I slid the blade between the feathers
and made quick crescent cuts, severing
the arteries just under the jaw. Blood like liquor
pouring out of the bottle. When I see the nub of heart later,
it’s hard to believe such a small star could flare
like that. I lifted each body, bathing it in heated water
until the scaly membrane of the shanks
sloughed off under my thumb.
And after they were tossed in the large plucking drum
I loved the newly naked birds. Sundering
the heads and feet neatly at the joints, a poor
man’s riches for golden stock. Slitting a fissure
reaching into the chamber,
freeing the organs, the spill of intestines, blue-tinged gizzard,
the small purses of lungs, the royal hearts,
easing the floppy liver, carefully, from the green gall bladder,
its bitter bile. And the fascia unfurling
like a transparent fan. When I tug the esophagus
down through the neck, I love the suck and release
as it lets go. Then slicing off the anus with its gray pearl
of shit. Over and over, my hands explore
each cave, learning to see with my fingertips. Like a traveller
in a foreign country, entering church after church.

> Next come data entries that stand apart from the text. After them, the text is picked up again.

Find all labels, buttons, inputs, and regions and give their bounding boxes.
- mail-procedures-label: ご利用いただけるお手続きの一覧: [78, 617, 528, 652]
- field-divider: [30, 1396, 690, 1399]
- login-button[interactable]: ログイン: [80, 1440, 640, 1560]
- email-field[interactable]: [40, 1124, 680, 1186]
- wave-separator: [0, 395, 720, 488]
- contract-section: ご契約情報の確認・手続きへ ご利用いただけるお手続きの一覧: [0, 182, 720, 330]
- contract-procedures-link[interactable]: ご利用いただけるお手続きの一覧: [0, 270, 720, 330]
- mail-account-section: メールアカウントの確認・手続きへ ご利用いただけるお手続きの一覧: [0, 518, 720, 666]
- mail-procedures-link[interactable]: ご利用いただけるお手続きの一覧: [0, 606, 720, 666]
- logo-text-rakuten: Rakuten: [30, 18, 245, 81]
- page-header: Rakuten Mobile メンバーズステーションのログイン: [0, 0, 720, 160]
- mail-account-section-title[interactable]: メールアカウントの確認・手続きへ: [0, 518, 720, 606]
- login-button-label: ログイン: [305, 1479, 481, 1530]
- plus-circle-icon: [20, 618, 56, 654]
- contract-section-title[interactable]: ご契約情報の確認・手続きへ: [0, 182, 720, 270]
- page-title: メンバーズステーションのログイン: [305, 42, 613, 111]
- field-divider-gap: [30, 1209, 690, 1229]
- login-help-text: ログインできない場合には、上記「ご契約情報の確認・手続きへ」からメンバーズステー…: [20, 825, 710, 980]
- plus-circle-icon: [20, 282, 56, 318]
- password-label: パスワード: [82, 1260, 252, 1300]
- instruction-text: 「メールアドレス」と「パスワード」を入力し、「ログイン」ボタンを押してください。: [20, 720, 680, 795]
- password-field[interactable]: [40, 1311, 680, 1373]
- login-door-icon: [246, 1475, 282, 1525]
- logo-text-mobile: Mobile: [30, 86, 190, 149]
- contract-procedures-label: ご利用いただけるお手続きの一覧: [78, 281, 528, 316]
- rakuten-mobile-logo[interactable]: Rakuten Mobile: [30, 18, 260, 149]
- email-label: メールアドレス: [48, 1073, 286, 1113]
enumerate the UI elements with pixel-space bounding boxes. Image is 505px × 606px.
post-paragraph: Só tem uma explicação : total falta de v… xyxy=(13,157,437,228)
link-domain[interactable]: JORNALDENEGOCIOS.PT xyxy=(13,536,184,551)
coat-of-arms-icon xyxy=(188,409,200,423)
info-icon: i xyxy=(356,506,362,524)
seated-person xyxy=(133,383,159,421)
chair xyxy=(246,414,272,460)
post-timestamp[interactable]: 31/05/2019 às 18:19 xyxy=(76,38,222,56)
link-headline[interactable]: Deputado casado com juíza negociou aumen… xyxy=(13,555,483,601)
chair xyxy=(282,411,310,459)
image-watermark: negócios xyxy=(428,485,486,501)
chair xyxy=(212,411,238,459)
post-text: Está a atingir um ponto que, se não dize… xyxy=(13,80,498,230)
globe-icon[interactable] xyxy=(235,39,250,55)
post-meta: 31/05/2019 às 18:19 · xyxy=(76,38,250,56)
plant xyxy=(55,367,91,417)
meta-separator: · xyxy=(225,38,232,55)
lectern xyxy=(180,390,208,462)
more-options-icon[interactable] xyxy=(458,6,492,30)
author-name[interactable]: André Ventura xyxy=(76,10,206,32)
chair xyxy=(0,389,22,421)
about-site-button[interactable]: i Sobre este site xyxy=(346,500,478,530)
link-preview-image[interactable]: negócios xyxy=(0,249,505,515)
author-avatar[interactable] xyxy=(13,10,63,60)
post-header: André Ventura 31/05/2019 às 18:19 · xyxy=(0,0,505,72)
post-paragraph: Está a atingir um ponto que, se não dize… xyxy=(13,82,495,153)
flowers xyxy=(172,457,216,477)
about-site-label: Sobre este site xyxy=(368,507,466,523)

In every one the same figures of the Madonna, Christ on the Cross,
which I’d always thought was gore
until Marie said to her it was tender,
the most tender image, every saint and political prisoner,
every jailed poet and burning monk.
But though I have all the time in the world
to think thoughts like this, I don’t.
I’m empty as I rinse each carcass,
and this is what I love most.
It’s like when the refrigerator turns off and you hear
the silence. As the sun rose higher
we shed our sweatshirts and moved the coolers into the shade,
but, other than that, no time passed.
I didn’t get hungry. I didn’t want to stop.
I was breathing from some bright reserve.
We twisted each pullet into plastic, iced and loaded them in the cars.
I loved the truth. Even in just this one thing:
looking straight at the terrible,
one-sided accord we make with the living of this world.
At the end, we scoured the tables, hosed the dried blood,
the stain blossoming through the water.